Puri no llevaba paraguas y la nube
se desató sobre ella justo en la rampa de salida de los autos, Pedro la vio
bajo aquel aguacero, acercó el coche y le dijo:
—¡Súbete!
Ese
acento norteño y su potente voz hizo que Puri obedeciera sus órdenes.
—¡Mira nomás muchacha, estás hecha
una sopa! ¿Pa dónde vas?
—A mi casa
—Me imagino que, a tu casa, pero
¿Dónde es?
—En Peralvillo señor.
—No me digas señor, dime Pedro. Le
dijo riendo y le puso la mano sobre el muslo en gesto de confianza.
—Lo que usted diga señor. Bueno,
Pedro.
—Ah qué muchacha tan tonta. Di
Pedro, nomás. ¿Cómo te llamas?
—Puri, me llamo Puri.
—¿Cómo Puri? ¡Qué nombre tan raro!
—Bueno, Pureza, pero me dicen Puri.
—Te doy un aventón.
—¡Ay no! Cómo cree, va a ensuciar su
coche, donde yo vivo es un lodazal.
—Bueno, te acerco pues, si no
quieres que te lleve.
Me dijo tu
abuela que ahí comenzó todo, los siguientes días el ídolo de México hacía como
que estaba estudiando su libreto y la esperaba para llevarla a su casa, todo
era maravilloso cuando estaban solos, pero Puri se dio cuenta que cuando
alguien estaba cerca se dirigía a ella como a una sirvienta, la llamaba
muchacha y le ordenaba un café o una toalla para el sudor. Puri comprendió que
a él le avergonzaba su amistad con la pequeña ayudante de la maquillista, pero
no por ser casi una sirvienta, sino porque era fea y a él nunca lo habían visto
con una mujer fea. Su esposa, María Luisa era vieja pero no fea. Esa tarde,
Puri se negó a que la llevara a su casa, la manoseara y besara como
acostumbraba. Le dijo que no. Entonces él la miró con esos ojos de perro que
ponía cuando quería algo y la convenció de aceptar una vez más. Cuando el ídolo
de México se dio cuenta de que era virgen, le prometió que repararía su falta,
pero le pidió que le diera tiempo. Le suplicó que guardara silencio porque estaban
en medio de la filmación de La Mujer que yo Perdí y si el señor Rodríguez se
enteraba de lo ocurrido, los correría a los dos.
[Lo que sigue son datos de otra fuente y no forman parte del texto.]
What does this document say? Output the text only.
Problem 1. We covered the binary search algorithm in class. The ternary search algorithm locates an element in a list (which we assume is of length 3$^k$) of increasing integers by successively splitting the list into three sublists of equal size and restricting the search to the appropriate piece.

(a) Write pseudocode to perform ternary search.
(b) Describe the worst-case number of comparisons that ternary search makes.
Al escuchar esas palabras Puri supo
que estaba perdida que a ella no le pondría casa, ni le cumpliría el reparar la
falta, ni le daría el apellido al hijo de una fea, seguramente un feíto. Puri
tuvo que fugarse esa misma noche con su novio, un muchachito de la calle de Beethoven.
No faltó a trabajar ni un solo día,
antes de que terminara el rodaje y se le notara el embarazo, Pedro la llamó a
su camerino y le dio una carta de recomendación dirigida a María Félix, por
años fue la encargada de poner las pestañas una por una de la Doña, ni cuando
me parió descansó. Se presentó a trabajar a los cinco días de parida, después
acompañó a la Doña a todas partes, viajó e hizo dinero. Al final y de cierto
modo, si le cumplió, por eso hija, yo estudié, viajé y pude casarme con el hombre
más guapo que encontré con el que sabía que seguro, mejoraría la raza. Ahí está
la foto de nuestra boda que lo atestigua, ahí está tu padre que era guapísimo, le
daba un aire a Pedro Infante y por eso tú hija, saliste tan bonita o tal vez te
pareces a él, a Pedro Infante, a tu abuelo, por eso eres tan hermosa.